Elemento centrale dell’ambiente BRAVO è una nuova generazione di pervasive game, in grado di individuare in maniera autonoma le capacità attentive del bambino e proporre esercizi terapeutici sotto forma di gioco in grado di adattarsi dinamicamente alle diverse performance individuali.

Nel progetto anche il Dipartimento di Ingegneria dell’Innovazione dell’Università del Salento

Il progetto è stato realizzato da Villa delle Ginestre, Centro di Riabilitazione e Fkt di Volla (Napoli), da Citel Group (Esperto di data analytics e sviluppo bakend) e da Avr Lab (Esperto in Virtual e Augumented  Reality e sviluppo di Avatar) del Dipartimento di Ingegneria dell’Innovazione dell’Università del Salento.

L’incontro di lunedì pomeriggio vedrà la partecipazione dei partner del progetto, delle istituzioni (Regione Puglia, Provincia di Lecce, Comune di Lecce, Università del Salento, Azienda Sanitaria Locale, Ordine dei Medici), delle associazioni, degli operatori del settore e di una rappresentanza di studenti di scuola superiore provenienti dal Liceo Classico e Musicale “G. Palmieri” di Lecce, interessati all’applicazione delle nuove tecnologie alla medicina.

“Abbiamo voluto ospitare l’importante iniziativa nella sede istituzionale della Provincia in quanto crediamo nell’importanza del progetto BRAVO per affrontare tematiche così delicate e complesse e perché si coniuga perfettamente con il Progetto “Giornate di Promozione della Cultura Scientifica” che la Provincia porta avanti con tanti riscontri positivi, e che ogni anno vede migliaia di studenti di scuola superiore partecipare ad iniziative di alta caratura scientifica come quella di lunedì prossimo”, dice il presidente della Provincia di Lecce, Stefano Minerva.

 

Ecco nei dettagli il programma dell’evento: ore 15.30, saluti delle istituzioni: l’assessore regionale Loredana Capone; il presidente della Provincia di Lecce  Stefano Minerva, il vice sindaco di Lecce Alessandro Delli Noci, il rettore dell’Università del Salento Fabio Pollice, il direttore generale della Asl di Lecce Rodolfo Rollo, l’arcivescovo metropolita di  Lecce Michele Seccia, il rappresentante dell’Ordine dei Medici di Lecce Silvio Colonna.

Dalle ore 16, gli interventi dei rappresentanti di alcune realtà territoriali: il Responsabile del Dream (Laboratorio Diffuso di Ricerca Interdisciplinare applicato alla Medicina) per l’ASLLecce Michele De Benedetto, il responsabile del Dream per l’Università del Salento Michele Maffia, il direttore del Dipartimento di Ingegneria dell’Innovazione Antonio Ficarella.
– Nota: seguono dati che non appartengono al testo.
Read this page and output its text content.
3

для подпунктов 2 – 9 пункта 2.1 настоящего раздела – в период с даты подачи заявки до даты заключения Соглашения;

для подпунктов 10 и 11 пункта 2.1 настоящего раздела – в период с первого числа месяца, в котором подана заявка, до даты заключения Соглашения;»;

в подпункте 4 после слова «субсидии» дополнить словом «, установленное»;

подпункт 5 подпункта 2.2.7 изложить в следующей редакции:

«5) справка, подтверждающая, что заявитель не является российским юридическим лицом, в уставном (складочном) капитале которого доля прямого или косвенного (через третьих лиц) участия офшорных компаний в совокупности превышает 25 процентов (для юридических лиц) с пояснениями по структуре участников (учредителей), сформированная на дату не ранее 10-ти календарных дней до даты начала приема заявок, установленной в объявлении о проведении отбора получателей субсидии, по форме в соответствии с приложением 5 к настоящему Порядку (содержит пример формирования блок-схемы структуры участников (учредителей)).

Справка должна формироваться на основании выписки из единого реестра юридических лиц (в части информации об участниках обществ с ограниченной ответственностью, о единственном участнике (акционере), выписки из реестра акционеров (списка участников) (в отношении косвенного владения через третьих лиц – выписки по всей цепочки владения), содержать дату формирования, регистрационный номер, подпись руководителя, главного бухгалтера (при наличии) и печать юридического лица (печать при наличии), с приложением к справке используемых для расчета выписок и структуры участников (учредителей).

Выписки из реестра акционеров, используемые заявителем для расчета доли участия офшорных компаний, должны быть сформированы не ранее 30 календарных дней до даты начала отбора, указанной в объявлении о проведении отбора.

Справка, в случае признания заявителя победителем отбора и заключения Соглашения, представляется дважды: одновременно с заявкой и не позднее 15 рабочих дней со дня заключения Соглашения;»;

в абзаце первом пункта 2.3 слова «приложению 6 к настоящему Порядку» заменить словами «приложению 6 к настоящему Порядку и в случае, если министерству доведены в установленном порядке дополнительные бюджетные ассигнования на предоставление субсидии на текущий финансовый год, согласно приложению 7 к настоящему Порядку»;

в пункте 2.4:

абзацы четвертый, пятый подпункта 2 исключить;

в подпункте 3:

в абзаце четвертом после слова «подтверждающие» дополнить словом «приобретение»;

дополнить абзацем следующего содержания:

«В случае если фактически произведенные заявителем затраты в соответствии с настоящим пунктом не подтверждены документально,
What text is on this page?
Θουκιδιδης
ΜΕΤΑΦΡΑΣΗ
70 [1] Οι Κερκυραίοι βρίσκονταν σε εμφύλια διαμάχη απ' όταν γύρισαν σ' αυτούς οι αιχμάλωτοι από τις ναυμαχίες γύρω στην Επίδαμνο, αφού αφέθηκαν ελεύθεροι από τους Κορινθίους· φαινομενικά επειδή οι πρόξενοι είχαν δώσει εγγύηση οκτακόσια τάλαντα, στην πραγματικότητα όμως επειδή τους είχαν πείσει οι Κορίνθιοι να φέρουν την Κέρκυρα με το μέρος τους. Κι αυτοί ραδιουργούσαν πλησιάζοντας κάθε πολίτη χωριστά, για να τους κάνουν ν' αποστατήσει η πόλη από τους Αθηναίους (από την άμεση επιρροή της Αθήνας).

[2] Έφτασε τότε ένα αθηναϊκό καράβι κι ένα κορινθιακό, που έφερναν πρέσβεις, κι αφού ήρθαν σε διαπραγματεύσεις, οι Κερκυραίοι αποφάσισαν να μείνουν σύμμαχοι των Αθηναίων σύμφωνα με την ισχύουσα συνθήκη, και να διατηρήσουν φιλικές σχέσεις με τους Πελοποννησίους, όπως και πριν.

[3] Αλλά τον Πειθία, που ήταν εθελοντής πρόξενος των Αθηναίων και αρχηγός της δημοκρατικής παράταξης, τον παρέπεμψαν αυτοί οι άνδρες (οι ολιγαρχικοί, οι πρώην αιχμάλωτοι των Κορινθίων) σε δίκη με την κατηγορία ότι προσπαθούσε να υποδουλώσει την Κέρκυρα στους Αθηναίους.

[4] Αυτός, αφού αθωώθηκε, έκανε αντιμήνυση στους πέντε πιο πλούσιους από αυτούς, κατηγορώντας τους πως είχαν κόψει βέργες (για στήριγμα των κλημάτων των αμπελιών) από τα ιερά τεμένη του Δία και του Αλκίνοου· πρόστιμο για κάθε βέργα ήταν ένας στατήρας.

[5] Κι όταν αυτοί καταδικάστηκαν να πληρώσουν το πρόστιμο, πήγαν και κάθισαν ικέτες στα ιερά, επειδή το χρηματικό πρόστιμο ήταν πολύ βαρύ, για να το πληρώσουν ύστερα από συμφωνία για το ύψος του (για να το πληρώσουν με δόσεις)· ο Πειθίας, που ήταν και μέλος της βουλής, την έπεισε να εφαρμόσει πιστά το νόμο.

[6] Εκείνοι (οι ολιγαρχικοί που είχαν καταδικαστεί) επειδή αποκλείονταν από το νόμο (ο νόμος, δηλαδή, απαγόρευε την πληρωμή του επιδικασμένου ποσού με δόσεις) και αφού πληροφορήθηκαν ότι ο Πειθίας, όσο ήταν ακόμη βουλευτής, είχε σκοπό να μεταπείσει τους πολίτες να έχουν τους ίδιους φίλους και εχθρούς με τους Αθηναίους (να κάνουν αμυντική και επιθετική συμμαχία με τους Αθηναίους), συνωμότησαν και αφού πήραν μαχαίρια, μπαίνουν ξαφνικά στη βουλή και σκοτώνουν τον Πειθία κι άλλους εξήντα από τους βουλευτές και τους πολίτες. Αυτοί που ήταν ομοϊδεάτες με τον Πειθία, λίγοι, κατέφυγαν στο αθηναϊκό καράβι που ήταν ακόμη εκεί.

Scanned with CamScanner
Alle ore 16.15 le relazioni di Anna Maria Schena, coordinatrice del progetto BRAVO e direttore generale di Villa delle Ginestre, Lucio Tommaso De Paolis, direttore dell’Avr Lab del Dipartimento di ingegneria dell’Innovazione dell’Università del Salento, Giovanni D’Errico, Avr Lab Università del Salento.
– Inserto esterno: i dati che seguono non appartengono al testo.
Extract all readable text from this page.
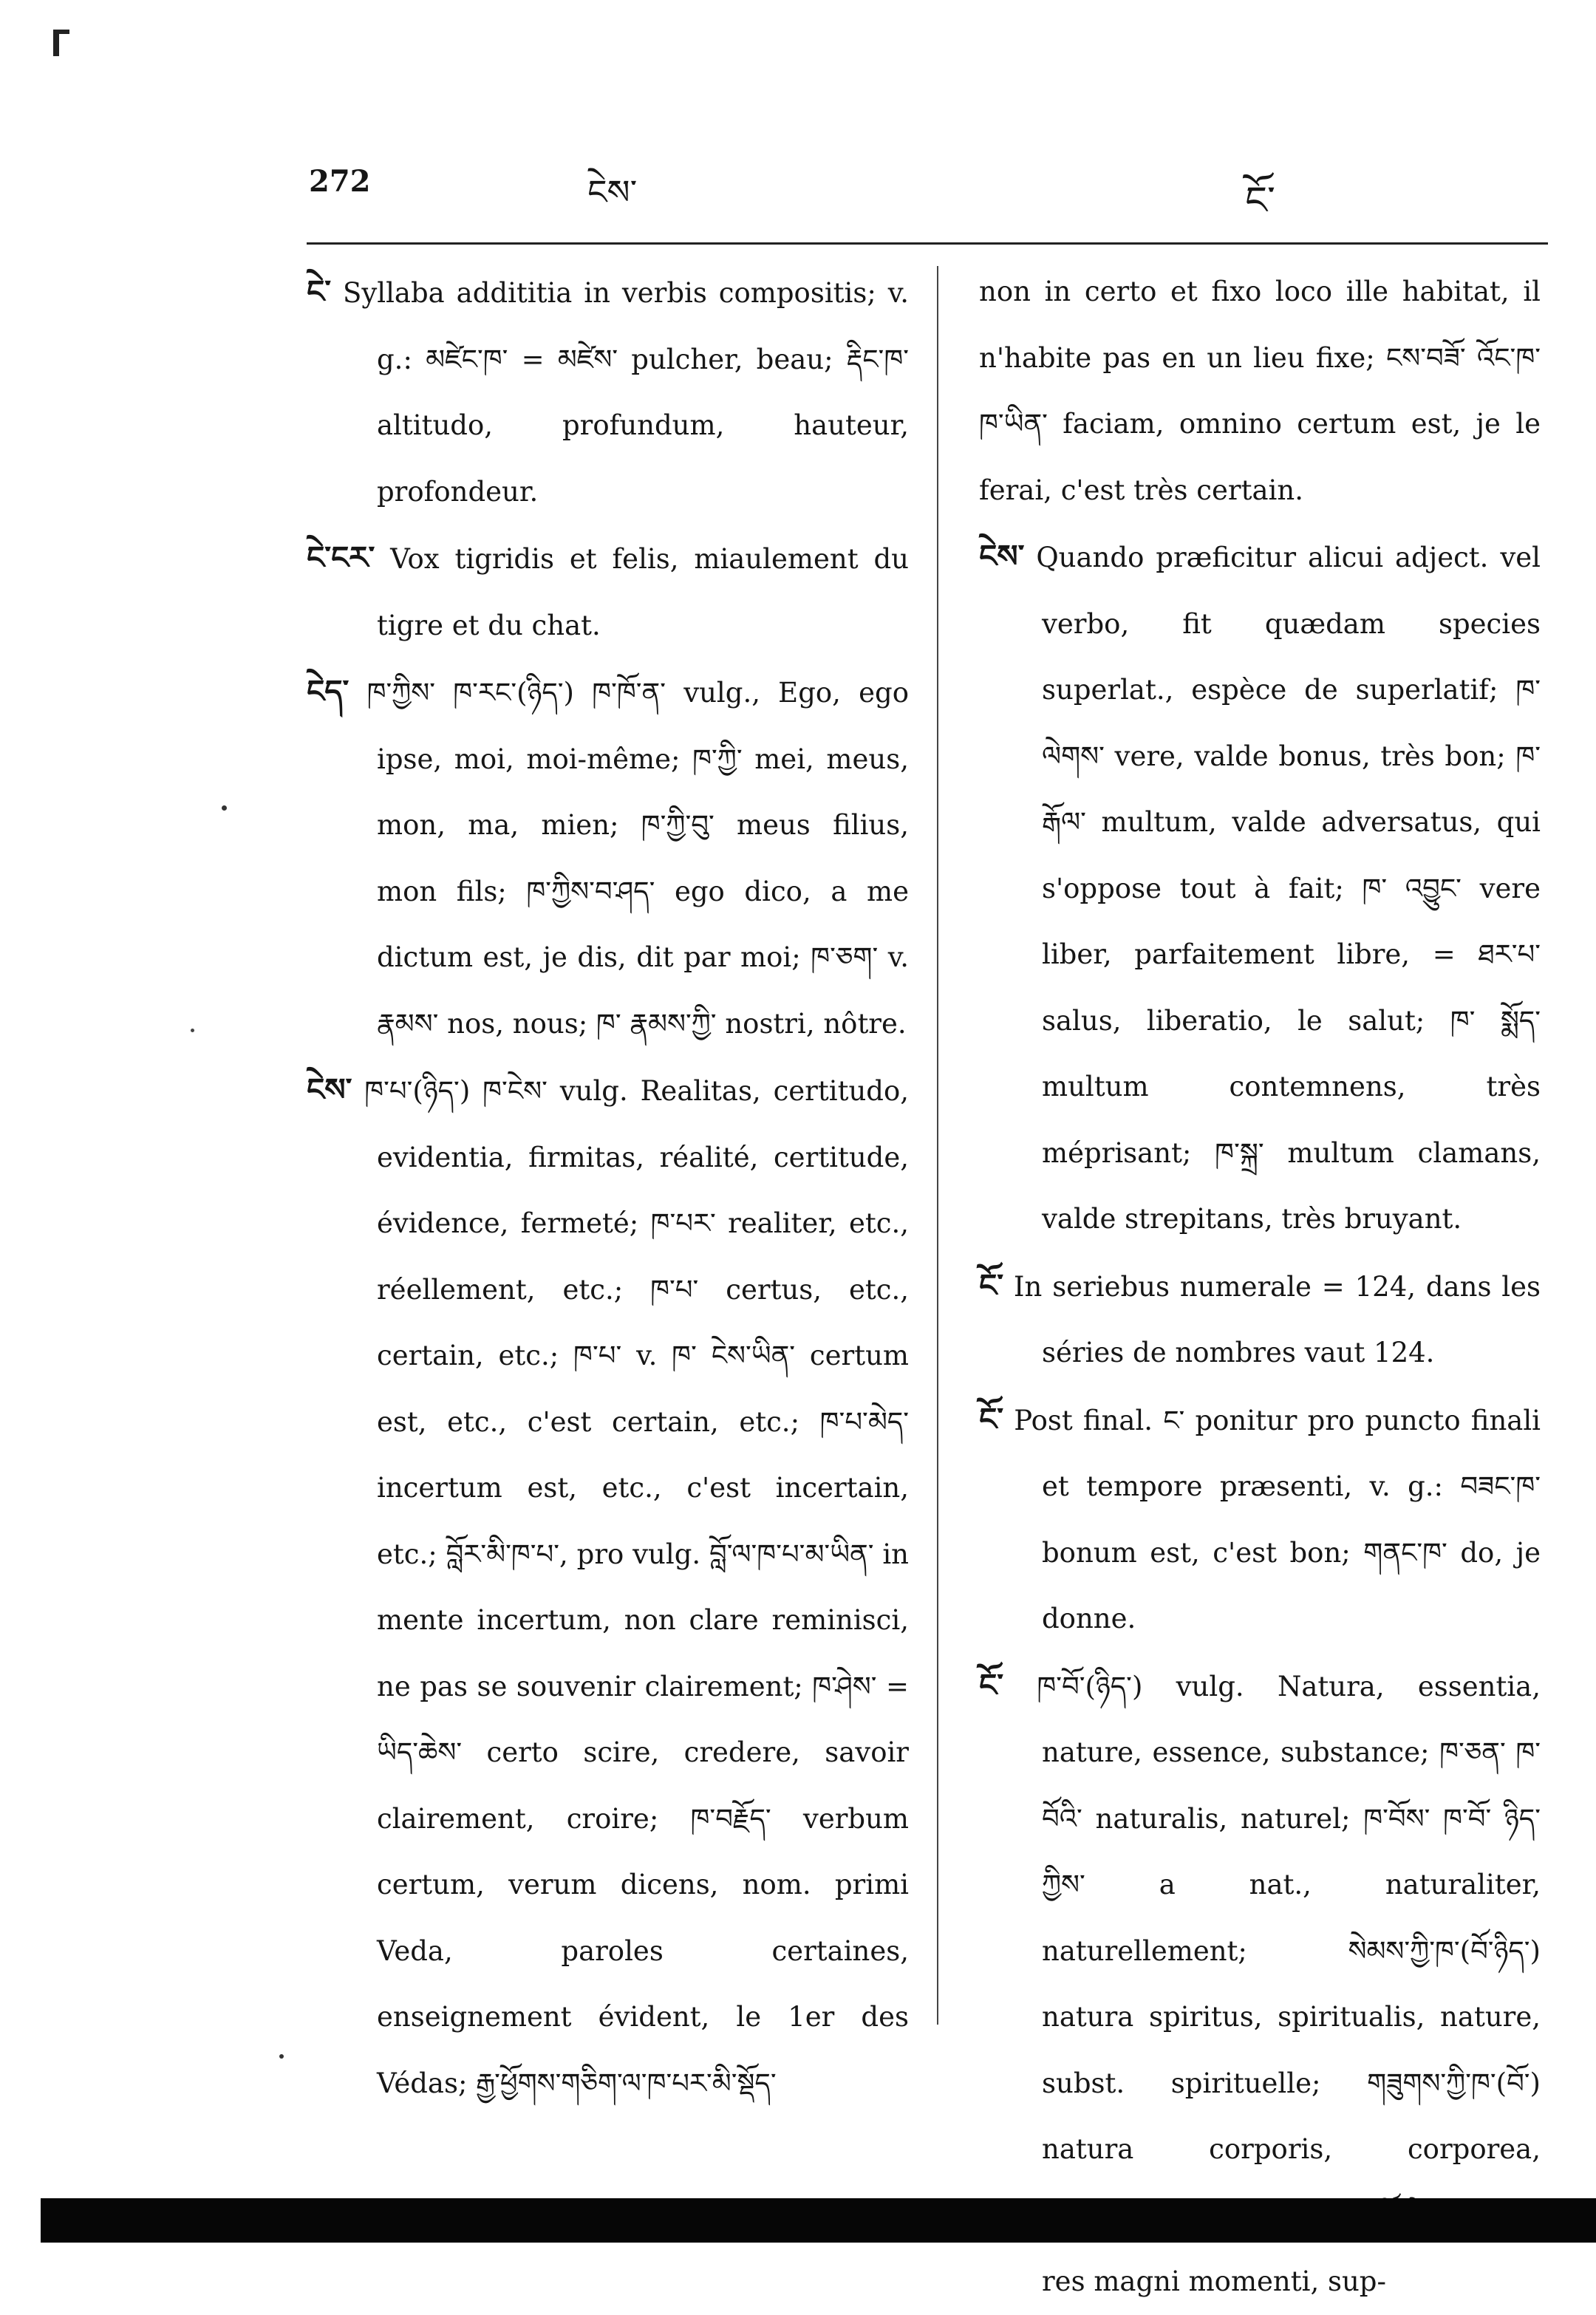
272	ངེས་	ངོ་

ངེ་ Syllaba addititia in verbis compositis; v. g.: མཛེང་ཁ་ = མཛེས་ pulcher, beau; རྡིང་ཁ་ altitudo, profundum, hauteur, profondeur.

ངེ་ངར་ Vox tigridis et felis, miaulement du tigre et du chat.

ངེད་ ཁ་ཀྱིས་ ཁ་རང་(ཉིད་) ཁ་ཁོ་ན་ vulg., Ego, ego ipse, moi, moi-même; ཁ་ཀྱི་ mei, meus, mon, ma, mien; ཁ་ཀྱི་བུ་ meus filius, mon fils; ཁ་ཀྱིས་བ་ཤད་ ego dico, a me dictum est, je dis, dit par moi; ཁ་ཅག་ v. རྣམས་ nos, nous; ཁ་ རྣམས་ཀྱི་ nostri, nôtre.

ངེས་ ཁ་པ་(ཉིད་) ཁ་ངེས་ vulg. Realitas, certitudo, evidentia, firmitas, réalité, certitude, évidence, fermeté; ཁ་པར་ realiter, etc., réellement, etc.; ཁ་པ་ certus, etc., certain, etc.; ཁ་པ་ v. ཁ་ ངེས་ཡིན་ certum est, etc., c'est certain, etc.; ཁ་པ་མེད་ incertum est, etc., c'est incertain, etc.; བློར་མི་ཁ་པ་, pro vulg. བློ་ལ་ཁ་པ་མ་ཡིན་ in mente incertum, non clare reminisci, ne pas se souvenir clairement; ཁ་ཤེས་ = ཡིད་ཆེས་ certo scire, credere, savoir clairement, croire; ཁ་བརྗོད་ verbum certum, verum dicens, nom. primi Veda, paroles certaines, enseignement évident, le 1er des Védas; རྒྱ་ཕྱོགས་གཅིག་ལ་ཁ་པར་མི་སྡོད་

non in certo et fixo loco ille habitat, il n'habite pas en un lieu fixe; ངས་བཟོ་ འོང་ཁ་ཁ་ཡིན་ faciam, omnino certum est, je le ferai, c'est très certain.

ངེས་ Quando præficitur alicui adject. vel verbo, fit quædam species superlat., espèce de superlatif; ཁ་ལེགས་ vere, valde bonus, très bon; ཁ་རྒོལ་ multum, valde adversatus, qui s'oppose tout à fait; ཁ་ འབྱུང་ vere liber, parfaitement libre, = ཐར་པ་ salus, liberatio, le salut; ཁ་ སྨོད་ multum contemnens, très méprisant; ཁ་སྐྲ་ multum clamans, valde strepitans, très bruyant.

ངོ་ In seriebus numerale = 124, dans les séries de nombres vaut 124.

ངོ་ Post final. ང་ ponitur pro puncto finali et tempore præsenti, v. g.: བཟང་ཁ་ bonum est, c'est bon; གནང་ཁ་ do, je donne.

ངོ་ ཁ་བོ་(ཉིད་) vulg. Natura, essentia, nature, essence, substance; ཁ་ཅན་ ཁ་ བོའི་ naturalis, naturel; ཁ་བོས་ ཁ་བོ་ ཉིད་ཀྱིས་ a nat., naturaliter, naturellement; སེམས་ཀྱི་ཁ་(བོ་ཉིད་) natura spiritus, spiritualis, nature, subst. spirituelle; གཟུགས་ཀྱི་ཁ་(བོ་) natura corporis, corporea, res magni momenti, sup-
A seguire il dibattito con Erica Garola, responsabile del centro Sant’Angelo – Polo Medico Psicologico di Lecce, Maurizio Molendini, responsabile del Centro Territoriale di Supporto di Lecce, Lucia De Filippi, esperta in Tecnologia Assistiva, Antonio Aguglia, presidente Associazione Tria Corda Onlus Lecce, Maria Rosaria Filograna, pediatra Asl Lecce. A condurre l’incontro Carmen Tessitore, esperta in Politiche Sociali.